Huxley, escritor visionario

Huxley, escritor visionario

Por Silvia Hopenhayn
La nueva edición conmemorativa de Un mundo feliz (1931), de Aldous Huxley, junto con Nueva visita a un mundo feliz (1960), en Edhasa, irrumpe en el presente con toda la fuerza de su predicción. Pasaron ochenta años desde su primera publicación, el comienzo de una década, la del 30, en la que confluían fordismo, psicoanálisis, crisis económica mundial, albores del nazismo, Gandhi, Trotsky, la Ley Seca, Mickey Mouse y Betty Boop.
Recordemos el planteo de este mundo -en inglés la novela se titula Brave New World , cita de Miranda en el acto V de La Tempestad , de Shakespeare- en el que la felicidad está basada en la incubación y el condicionamiento: una utopía irónica de la felicidad, claro, en un planeta concebido con un único Estado Mundial y gobernado por diez Controladores, cuyo calendario comienza en 1908, con la aparición del primer modelo T de Ford. La cruz católica cobra la forma de la letra T, y la historia se divide en a.de F. y d.de F.
La ciudad inventada por Huxley se llama Tecnópolis (sí, la Argentina es un país propicio a la futurología) y sus ciudadanos protagónicos son Bernard Marx, el líder crítico (cruza de Bernard Shaw y Karl Marx) y Lenina Crowne, una perfecta ciudadana feliz (distorsión femenina de Lenin).
En la novela hay varios juegos de nombres cruzados: ¡hasta el propio Freud es citado como anagrama errado de Ford! En esta línea, se plantea otra predicción sugestiva: el “soma”, una droga contra las depresiones que todos toman, menos Bernard Marx -calificado de “alfa-plus” por su inteligencia superior- que se niega a ingerirlo.
Un gramo de soma basta para apaciguar diez sentimientos melancólicos. Huxley imprime un componente moral al vademécum de la droga: “Tiene todas las ventajas del cristianismo y del alcohol, sin ninguno de sus efectos secundarios”. Al soma, se le suma el ejercicio de la hipnopedia, es decir, la manipulación a través de los sueños, y el deporte, actividad predilecta y cuasi única en un mundo donde la diversidad fue abolida para evitar cualquier insatisfacción. No hay ciencia, literatura, filosofía ni arte. Ni siquiera familia. Más allá de ciertas denuncias un poco obvias y hasta de tufillo demagógico, la novela sorprende por su velocidad narrativa y el vaticinio en diversos ámbitos: político, económico, genético, deportivo, tecnológico. Es, digamos, una lectura feliz.
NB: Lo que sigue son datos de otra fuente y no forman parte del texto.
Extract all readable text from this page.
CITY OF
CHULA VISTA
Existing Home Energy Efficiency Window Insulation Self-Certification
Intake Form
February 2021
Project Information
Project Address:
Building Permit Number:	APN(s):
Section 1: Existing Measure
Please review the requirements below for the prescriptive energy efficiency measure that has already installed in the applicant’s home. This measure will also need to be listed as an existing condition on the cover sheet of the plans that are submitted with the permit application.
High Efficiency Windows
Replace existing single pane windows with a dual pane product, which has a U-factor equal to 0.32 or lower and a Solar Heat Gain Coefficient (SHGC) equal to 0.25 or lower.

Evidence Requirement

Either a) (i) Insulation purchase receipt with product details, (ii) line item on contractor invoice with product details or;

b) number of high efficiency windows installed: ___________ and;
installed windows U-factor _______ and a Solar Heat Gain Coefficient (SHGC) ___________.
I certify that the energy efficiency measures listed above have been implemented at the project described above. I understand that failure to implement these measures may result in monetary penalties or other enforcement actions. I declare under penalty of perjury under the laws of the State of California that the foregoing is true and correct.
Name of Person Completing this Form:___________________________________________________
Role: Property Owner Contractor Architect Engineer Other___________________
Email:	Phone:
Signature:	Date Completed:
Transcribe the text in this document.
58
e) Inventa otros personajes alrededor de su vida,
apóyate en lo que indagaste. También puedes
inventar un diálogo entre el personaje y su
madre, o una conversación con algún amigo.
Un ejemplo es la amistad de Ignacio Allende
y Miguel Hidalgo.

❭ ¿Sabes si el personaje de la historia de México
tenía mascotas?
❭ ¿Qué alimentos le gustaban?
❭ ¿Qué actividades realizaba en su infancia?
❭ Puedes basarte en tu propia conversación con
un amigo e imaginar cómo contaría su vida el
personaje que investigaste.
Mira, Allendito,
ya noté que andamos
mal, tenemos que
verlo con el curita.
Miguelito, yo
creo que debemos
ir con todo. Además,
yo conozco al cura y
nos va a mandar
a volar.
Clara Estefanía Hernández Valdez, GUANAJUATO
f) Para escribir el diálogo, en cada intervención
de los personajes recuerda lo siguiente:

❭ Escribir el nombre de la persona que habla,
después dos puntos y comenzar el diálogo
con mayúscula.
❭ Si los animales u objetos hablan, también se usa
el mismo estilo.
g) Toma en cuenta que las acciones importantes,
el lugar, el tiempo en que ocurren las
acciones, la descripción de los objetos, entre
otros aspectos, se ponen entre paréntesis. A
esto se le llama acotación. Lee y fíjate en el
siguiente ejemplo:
Quizás el rasgo más sutil de la condición humana (que tiende a la destrucción, según Huxley) aparece en la cita del escritor y filósofo ruso Nicolás Berdiaeff que antecede la novela: “Las utopías aparecen como más realizables que lo que se creía en otro tiempo. Las utopías son realizables. Quizá comienza un siglo nuevo; un siglo donde los intelectuales y la clase cultivada soñarán los medios de evitar las utopías y de retornar a una sociedad no utópica, menos perfecta y más libre”.
¿Una sociedad no utópica sería, entonces, más sensata? ¿No creer puede ser una forma de elección? La ciencia ficción es una gran pregunta hacia el pasado.